1.35 milieuzoneringslijst
de lijst van handels- en bedrijfsactiviteiten die onderdeel uitmaakt van de regels, waarin deze activiteiten naar milieucategorie zijn onderscheiden.
1.36 onderbouw:
een gedeelte van een gebouw dat gedeeltelijk onder peil is gelegen.
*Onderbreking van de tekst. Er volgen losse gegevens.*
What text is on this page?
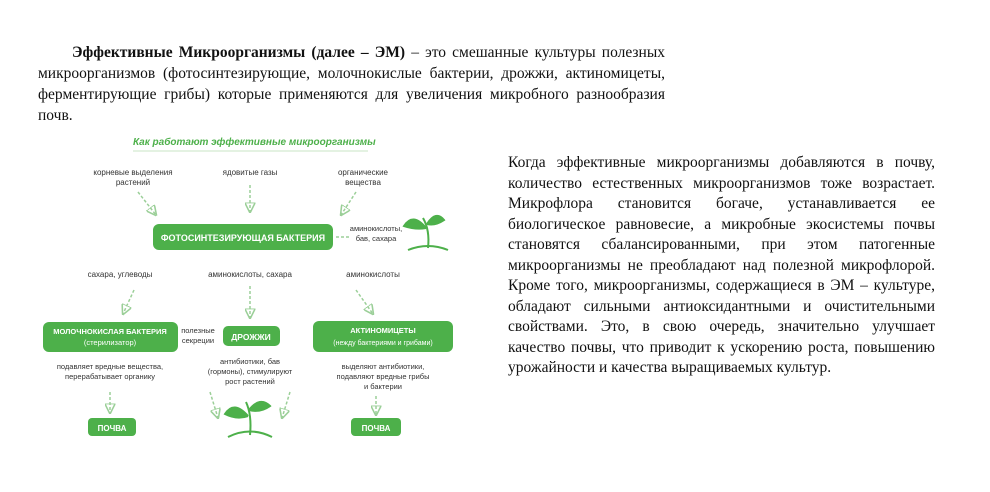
Эффективные Микроорганизмы (далее – ЭМ) – это смешанные культуры полезных микроорганизмов (фотосинтезирующие, молочнокислые бактерии, дрожжи, актиномицеты, ферментирующие грибы) которые применяются для увеличения микробного разнообразия почв.
Как работают эффективные микроорганизмы
корневые выделения
растений
ядовитые газы	органические
вещества
ФОТОСИНТЕЗИРУЮЩАЯ БАКТЕРИЯ
аминокислоты,
бав, сахара
сахара, углеводы	аминокислоты, сахара	аминокислоты
МОЛОЧНОКИСЛАЯ БАКТЕРИЯ
(стерилизатор)
полезные
секреции ДРОЖЖИ
АКТИНОМИЦЕТЫ
(нежду бактериями и грибами)
подавляет вредные вещества,
перерабатывает органику
антибиотики, бав
(гормоны), стимулируют
рост растений
выделяют антибиотики,
подавляют вредные грибы
и бактерии
ПОЧВА	ПОЧВА
Когда эффективные микроорганизмы добавляются в почву, количество естественных микроорганизмов тоже возрастает. Микрофлора становится богаче, устанавливается ее биологическое равновесие, а микробные экосистемы почвы становятся сбалансированными, при этом патогенные микроорганизмы не преобладают над полезной микрофлорой. Кроме того, микроорганизмы, содержащиеся в ЭМ – культуре, обладают сильными антиоксидантными и очистительными свойствами. Это, в свою очередь, значительно улучшает качество почвы, что приводит к ускорению роста, повышению урожайности и качества выращиваемых культур.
1.37 ondergeschikte detailhandel:
beperkte, op de eindgebruiker gerichte verkoop van goederen die functioneel rechtstreeks verband houden met bedrijfsactiviteiten die als hoofdfunctie worden uitgeoefend.
1.38 overig bouwwerk:
een bouwkundige constructie van enige omvang, geen pand zijnde, die direct en duurzaam met de aarde is verbonden.
1.39 pand:
de kleinste bij de totstandkoming functioneel en bouwkundig-constructief zelfstandige eenheid die direct en duurzaam met de aarde is verbonden en betreedbaar en afsluitbaar is.
1.40 peil:
- voor bouwwerken op een perceel, waarvan de hoofdtoegang direct aan de weg grenst: de hoogte van de kruin van de weg ter plaatse van de hoofdtoegang;
- in alle andere gevallen: de gemiddelde hoogte van het aansluitende, afgewerkte, normale maaiveld.
1.41 prostitutie:
het zich beschikbaar stellen tot het verrichten van seksuele handelingen met een ander tegen vergoeding.
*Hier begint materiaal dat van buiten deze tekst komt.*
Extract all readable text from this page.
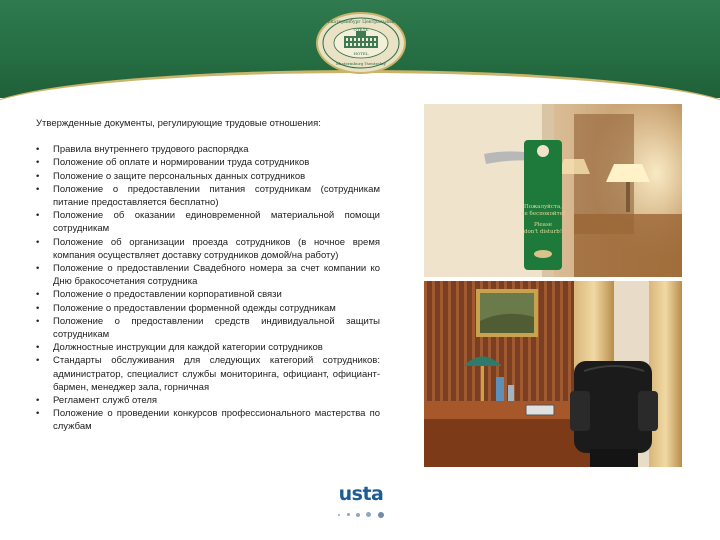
Екатеринбург Центральный
ОТЕЛЬ
HOTEL
Ekaterinburg Tsentralny

Утвержденные документы, регулирующие трудовые отношения:

• Правила внутреннего трудового распорядка
• Положение об оплате и нормировании труда сотрудников
• Положение о защите персональных данных сотрудников
• Положение о предоставлении питания сотрудникам (сотрудникам питание предоставляется бесплатно)
• Положение об оказании единовременной материальной помощи сотрудникам
• Положение об организации проезда сотрудников (в ночное время компания осуществляет доставку сотрудников домой/на работу)
• Положение о предоставлении Свадебного номера за счет компании ко Дню бракосочетания сотрудника
• Положение о предоставлении корпоративной связи
• Положение о предоставлении форменной одежды сотрудникам
• Положение о предоставлении средств индивидуальной защиты сотрудникам
• Должностные инструкции для каждой категории сотрудников
• Стандарты обслуживания для следующих категорий сотрудников: администратор, специалист службы мониторинга, официант, официант-бармен, менеджер зала, горничная
• Регламент служб отеля
• Положение о проведении конкурсов профессионального мастерства по службам
Пожалуйста,
не беспокойте!
Please
don't disturb!
usta
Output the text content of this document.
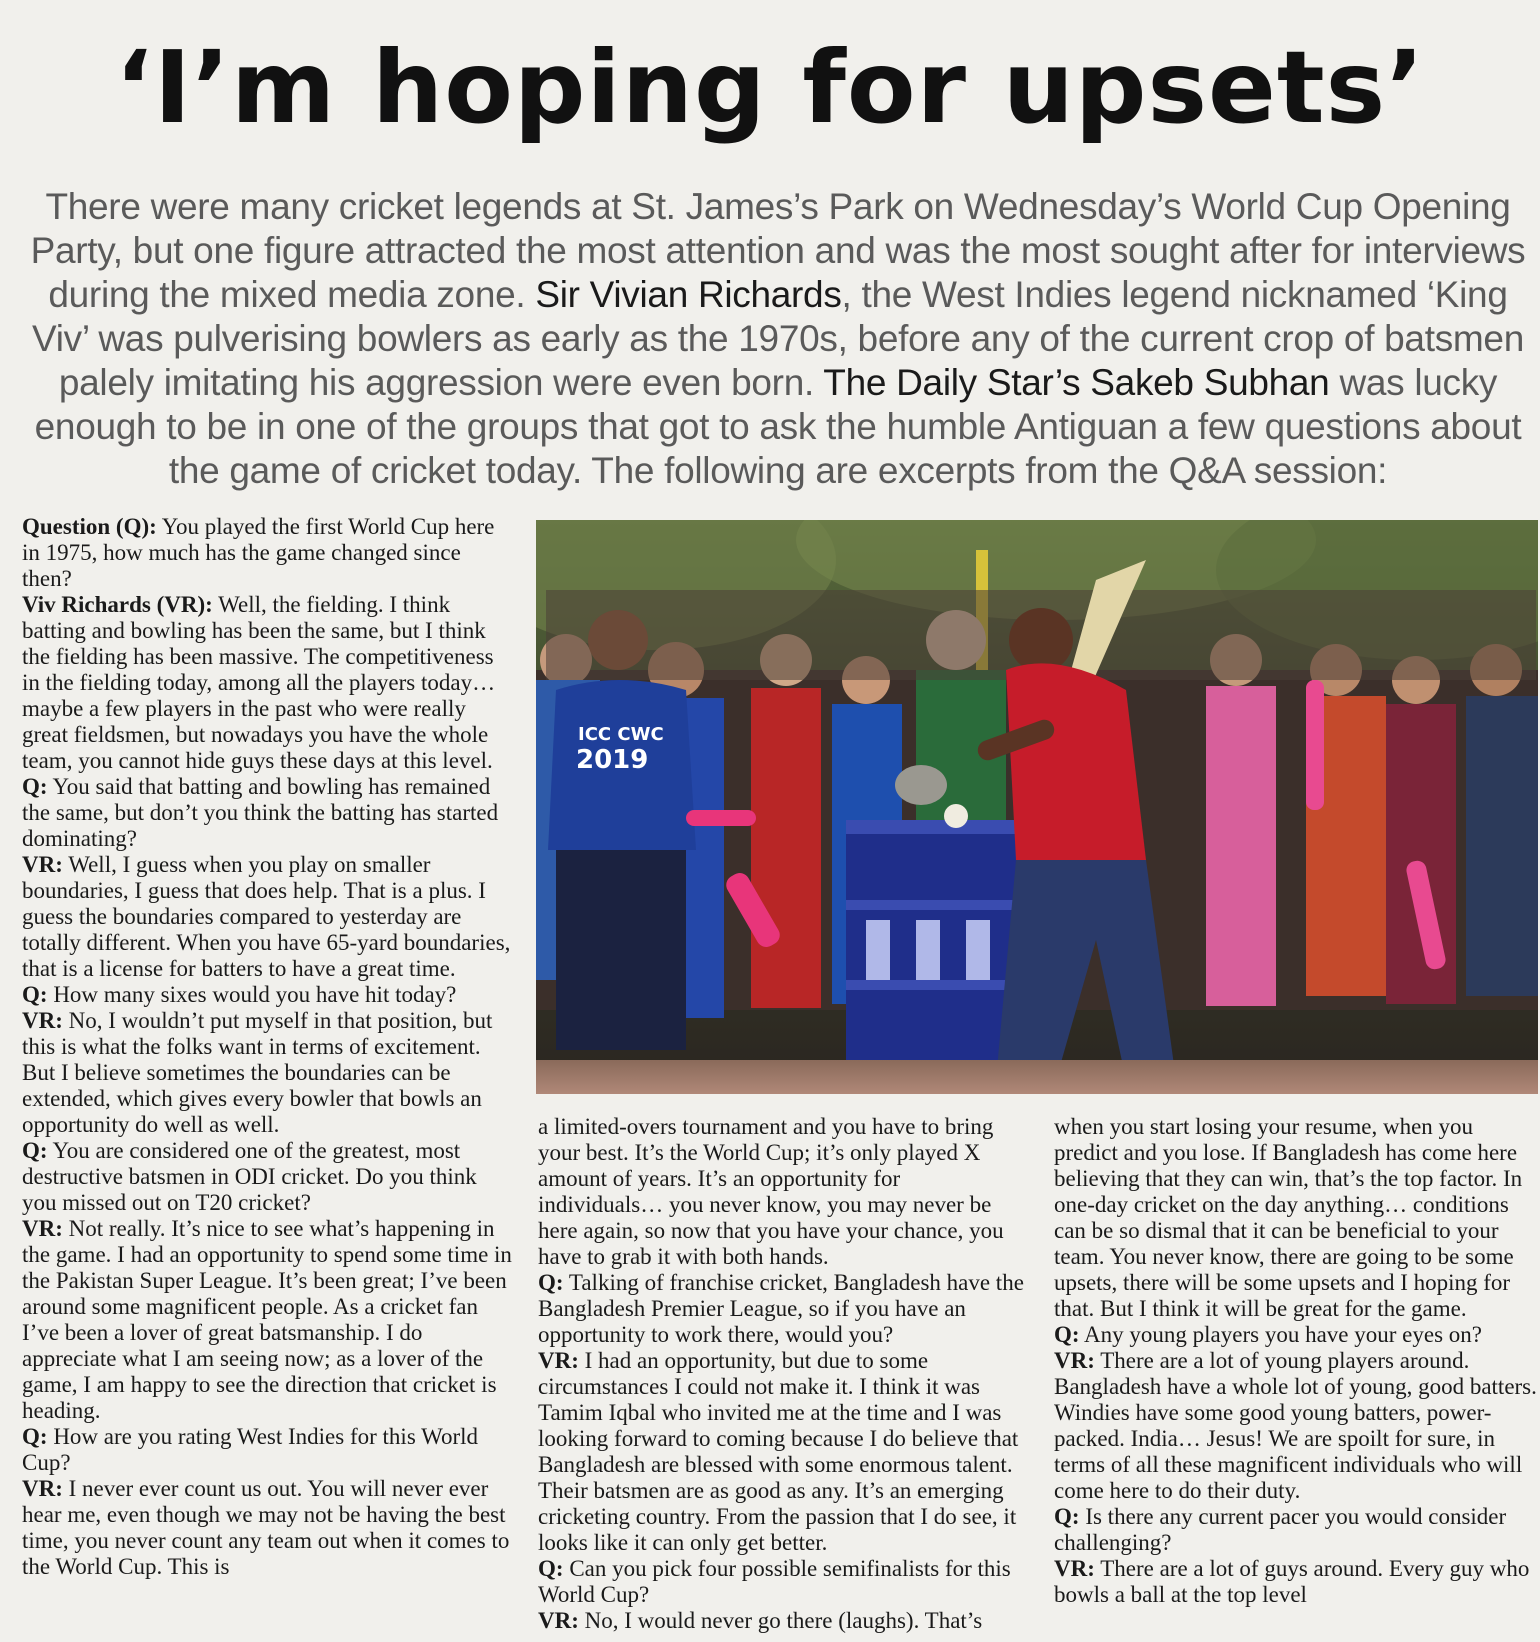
‘I’m hoping for upsets’

There were many cricket legends at St. James’s Park on Wednesday’s World Cup Opening Party, but one figure attracted the most attention and was the most sought after for interviews during the mixed media zone. Sir Vivian Richards, the West Indies legend nicknamed ‘King Viv’ was pulverising bowlers as early as the 1970s, before any of the current crop of batsmen palely imitating his aggression were even born. The Daily Star’s Sakeb Subhan was lucky enough to be in one of the groups that got to ask the humble Antiguan a few questions about the game of cricket today. The following are excerpts from the Q&A session:

Question (Q): You played the first World Cup here in 1975, how much has the game changed since then?

Viv Richards (VR): Well, the fielding. I think batting and bowling has been the same, but I think the fielding has been massive. The competitiveness in the fielding today, among all the players today… maybe a few players in the past who were really great fieldsmen, but nowadays you have the whole team, you cannot hide guys these days at this level.

Q: You said that batting and bowling has remained the same, but don’t you think the batting has started dominating?

VR: Well, I guess when you play on smaller boundaries, I guess that does help. That is a plus. I guess the boundaries compared to yesterday are totally different. When you have 65-yard boundaries, that is a license for batters to have a great time.

Q: How many sixes would you have hit today?

VR: No, I wouldn’t put myself in that position, but this is what the folks want in terms of excitement. But I believe sometimes the boundaries can be extended, which gives every bowler that bowls an opportunity do well as well.

Q: You are considered one of the greatest, most destructive batsmen in ODI cricket. Do you think you missed out on T20 cricket?

VR: Not really. It’s nice to see what’s happening in the game. I had an opportunity to spend some time in the Pakistan Super League. It’s been great; I’ve been around some magnificent people. As a cricket fan I’ve been a lover of great batsmanship. I do appreciate what I am seeing now; as a lover of the game, I am happy to see the direction that cricket is heading.

Q: How are you rating West Indies for this World Cup?

VR: I never ever count us out. You will never ever hear me, even though we may not be having the best time, you never count any team out when it comes to the World Cup. This is

ICC CWC
2019

a limited-overs tournament and you have to bring your best. It’s the World Cup; it’s only played X amount of years. It’s an opportunity for individuals… you never know, you may never be here again, so now that you have your chance, you have to grab it with both hands.

Q: Talking of franchise cricket, Bangladesh have the Bangladesh Premier League, so if you have an opportunity to work there, would you?

VR: I had an opportunity, but due to some circumstances I could not make it. I think it was Tamim Iqbal who invited me at the time and I was looking forward to coming because I do believe that Bangladesh are blessed with some enormous talent. Their batsmen are as good as any. It’s an emerging cricketing country. From the passion that I do see, it looks like it can only get better.

Q: Can you pick four possible semifinalists for this World Cup?

VR: No, I would never go there (laughs). That’s

when you start losing your resume, when you predict and you lose. If Bangladesh has come here believing that they can win, that’s the top factor. In one-day cricket on the day anything… conditions can be so dismal that it can be beneficial to your team. You never know, there are going to be some upsets, there will be some upsets and I hoping for that. But I think it will be great for the game.

Q: Any young players you have your eyes on?

VR: There are a lot of young players around. Bangladesh have a whole lot of young, good batters. Windies have some good young batters, power-packed. India… Jesus! We are spoilt for sure, in terms of all these magnificent individuals who will come here to do their duty.

Q: Is there any current pacer you would consider challenging?

VR: There are a lot of guys around. Every guy who bowls a ball at the top level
1.42 ruimtelijke kwaliteit:
de kwaliteit van de ruimte zoals bepaald door de gebruikswaarde, de belevingswaarde en de toekomstwaarde van die ruimte.
1.43 seksinrichting:
de voor het publiek toegankelijke, besloten ruimte waarin bedrijfsmatig of in een omvang alsof zij bedrijfsmatig was seksuele handelingen worden verricht of vertoningen van erotisch-pornografische aard plaatsvinden; onder een seksinrichting worden in elk geval verstaan: een seksbioscoop, seksautomatenhal, sekstheater, parenclub of een prostitutiebedrijf waaronder tevens begrepen een erotische-massagesalon, al dan niet in combinatie met elkaar.
1.44 uitbouw:
de vergroting van een bestaande ruimte in een hoofdgebouw die qua afmetingen en/of in visueel opzicht (onder meer wat betreft (goot)hoogte, dakhelling en/of dakvorm), ondergeschikt is aan het hoofdgebouw.
1.45 verdieping:
elke bouwlaag boven de eerste bouwlaag op de begane grond.
1.46 voorgevellijn:
de lijn (in hoeksituaties: de lijnen) waarin de naar de weg of ander openbaar gebied gekeerde gevel(s) van het dichtst bij die weg of ander openbaar gebied gelegen gebouw is (zijn) gelegen alsmede het verlengde daarvan.
1.47 wonen:
het bewonen van een woning.
1.48 woning:
een complex van ruimten, geschikt en bestemd voor de huisvesting van niet meer dan één huishouden.
1.49 woongebouw:
een gebouw dat meerdere naast elkaar gelegen en/of geheel of gedeeltelijk boven elkaar gelegen woningen omvat en dat qua uiterlijk als een eenheid kan worden beschouwd.
1.50 woonhuis:
een gebouw, dat één grondgebonden woning omvat.
1.51 woonwagen:
een voor bewoning bestemd gebouw dat is geplaatst op een standplaats en dat in zijn geheel of in delen kan worden verplaatst.